The Internet Archive has brought its Wayback Machine back online "in a provisional, read-only manner" as it continues to recover from attacks that took the site down last week, founder Brewster Kahle said in a post last night. The archive.org home page points users to the now-functional Wayback Machine but notes that other Internet Archive services are temporarily offline.
Kahle said it was "safe to resume" the Wayback Machine's operations, but that it "might need further maintenance, in which case it will be suspended again." The Wayback Machine's "Save Page Now" feature that lets users capture a webpage manually is currently unavailable. The related openlibrary.org book-preservation website was still offline today.

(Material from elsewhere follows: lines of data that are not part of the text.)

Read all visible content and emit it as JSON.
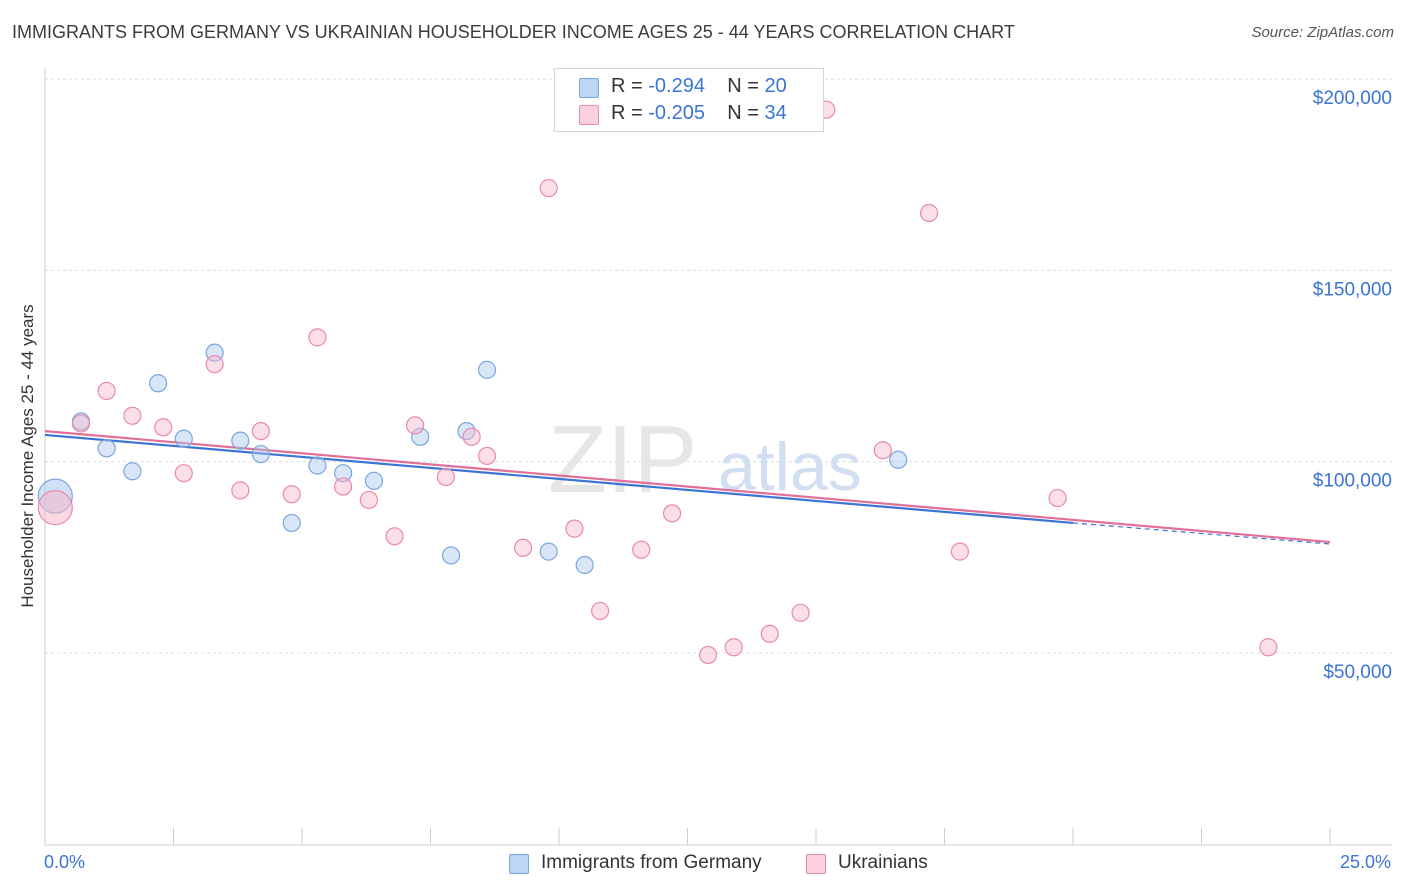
{
  "title": "IMMIGRANTS FROM GERMANY VS UKRAINIAN HOUSEHOLDER INCOME AGES 25 - 44 YEARS CORRELATION CHART",
  "source": "Source: ZipAtlas.com",
  "watermark": {
    "zip": "ZIP",
    "atlas": "atlas"
  },
  "stats": [
    {
      "r_label": "R = ",
      "r_value": "-0.294",
      "n_label": "N = ",
      "n_value": "20",
      "color": "#a9c8f0"
    },
    {
      "r_label": "R = ",
      "r_value": "-0.205",
      "n_label": "N = ",
      "n_value": "34",
      "color": "#f6b8cb"
    }
  ],
  "chart_data": {
    "type": "scatter",
    "title": "IMMIGRANTS FROM GERMANY VS UKRAINIAN HOUSEHOLDER INCOME AGES 25 - 44 YEARS CORRELATION CHART",
    "xlabel": "",
    "ylabel": "Householder Income Ages 25 - 44 years",
    "xlim": [
      0,
      25
    ],
    "ylim": [
      0,
      205000
    ],
    "x_tick_labels": [
      "0.0%",
      "25.0%"
    ],
    "y_ticks": [
      {
        "value": 50000,
        "label": "$50,000"
      },
      {
        "value": 100000,
        "label": "$100,000"
      },
      {
        "value": 150000,
        "label": "$150,000"
      },
      {
        "value": 200000,
        "label": "$200,000"
      }
    ],
    "grid": true,
    "legend_position": "bottom",
    "series": [
      {
        "name": "Immigrants from Germany",
        "color": "#a9c8f0",
        "stroke": "#7aa6dd",
        "trend_color": "#3b74d4",
        "trend": {
          "x0": 0,
          "y0": 107000,
          "x1": 20,
          "y1": 84000,
          "dash_to_x": 25,
          "dash_to_y": 78500
        },
        "points": [
          {
            "x": 0.2,
            "y": 91000,
            "big": true
          },
          {
            "x": 0.7,
            "y": 110500
          },
          {
            "x": 1.2,
            "y": 103500
          },
          {
            "x": 1.7,
            "y": 97500
          },
          {
            "x": 2.2,
            "y": 120500
          },
          {
            "x": 2.7,
            "y": 106000
          },
          {
            "x": 3.3,
            "y": 128500
          },
          {
            "x": 3.8,
            "y": 105500
          },
          {
            "x": 4.2,
            "y": 102000
          },
          {
            "x": 4.8,
            "y": 84000
          },
          {
            "x": 5.3,
            "y": 99000
          },
          {
            "x": 5.8,
            "y": 97000
          },
          {
            "x": 6.4,
            "y": 95000
          },
          {
            "x": 7.3,
            "y": 106500
          },
          {
            "x": 7.9,
            "y": 75500
          },
          {
            "x": 8.2,
            "y": 108000
          },
          {
            "x": 8.6,
            "y": 124000
          },
          {
            "x": 9.8,
            "y": 76500
          },
          {
            "x": 10.5,
            "y": 73000
          },
          {
            "x": 16.6,
            "y": 100500
          }
        ]
      },
      {
        "name": "Ukrainians",
        "color": "#f6b8cb",
        "stroke": "#e98aa8",
        "trend_color": "#e0709a",
        "trend": {
          "x0": 0,
          "y0": 108000,
          "x1": 25,
          "y1": 79000
        },
        "points": [
          {
            "x": 0.2,
            "y": 88000,
            "big": true
          },
          {
            "x": 0.7,
            "y": 110000
          },
          {
            "x": 1.2,
            "y": 118500
          },
          {
            "x": 1.7,
            "y": 112000
          },
          {
            "x": 2.3,
            "y": 109000
          },
          {
            "x": 2.7,
            "y": 97000
          },
          {
            "x": 3.3,
            "y": 125500
          },
          {
            "x": 3.8,
            "y": 92500
          },
          {
            "x": 4.2,
            "y": 108000
          },
          {
            "x": 4.8,
            "y": 91500
          },
          {
            "x": 5.3,
            "y": 132500
          },
          {
            "x": 5.8,
            "y": 93500
          },
          {
            "x": 6.3,
            "y": 90000
          },
          {
            "x": 6.8,
            "y": 80500
          },
          {
            "x": 7.2,
            "y": 109500
          },
          {
            "x": 7.8,
            "y": 96000
          },
          {
            "x": 8.3,
            "y": 106500
          },
          {
            "x": 8.6,
            "y": 101500
          },
          {
            "x": 9.3,
            "y": 77500
          },
          {
            "x": 9.8,
            "y": 171500
          },
          {
            "x": 10.3,
            "y": 82500
          },
          {
            "x": 10.8,
            "y": 61000
          },
          {
            "x": 11.6,
            "y": 77000
          },
          {
            "x": 12.2,
            "y": 86500
          },
          {
            "x": 12.9,
            "y": 49500
          },
          {
            "x": 13.4,
            "y": 51500
          },
          {
            "x": 14.1,
            "y": 55000
          },
          {
            "x": 14.7,
            "y": 60500
          },
          {
            "x": 15.2,
            "y": 192000
          },
          {
            "x": 16.3,
            "y": 103000
          },
          {
            "x": 17.2,
            "y": 165000
          },
          {
            "x": 17.8,
            "y": 76500
          },
          {
            "x": 19.7,
            "y": 90500
          },
          {
            "x": 23.8,
            "y": 51500
          }
        ]
      }
    ]
  }
}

Founded in 1996, the nonprofit Internet Archive crawls the web to preserve pages that are publicly available and has captured 916 billion web pages so far. It has a staff of 150 people and also provides free access to many videos, audio files, and books (though it was recently forced to delete 500,000 books after losing a copyright case).
DDoS attacks and data breach
Kahle said last week that the site was offline because of multiple DDoS (distributed denial of service) attacks. It also suffered a breach in September affecting 31 million user records.
Last week, hackers defaced the Internet Archive website with a message that said, "Have you ever felt like the Internet Archive runs on sticks and is constantly on the verge of suffering a catastrophic security breach? It just happened. See 31 million of you on HIBP!"
HIBP is a reference to Have I Been Pwned, which was created by security researcher Troy Hunt and provides information and notifications on data breaches. The hacked Internet Archive data was sent to Have I Been Pwned and "contains authentication information for registered members, including their email addresses, screen names, password change timestamps, Bcrypt-hashed passwords, and other internal data," BleepingComputer wrote.
Kahle said on October 9 that the Internet Archive fended off a DDoS attack and was working on upgrading security in light of the data breach and website defacement. The next day, he reported that the "DDoS folks are back" and had knocked the site offline. The Internet Archive "is being cautious and prioritizing keeping data safe at the expense of service availability," he added.
"Services are offline as we examine and strengthen them... Estimated Timeline: days, not weeks," he wrote on October 11. "Thank you for the offers of pizza (we are set)."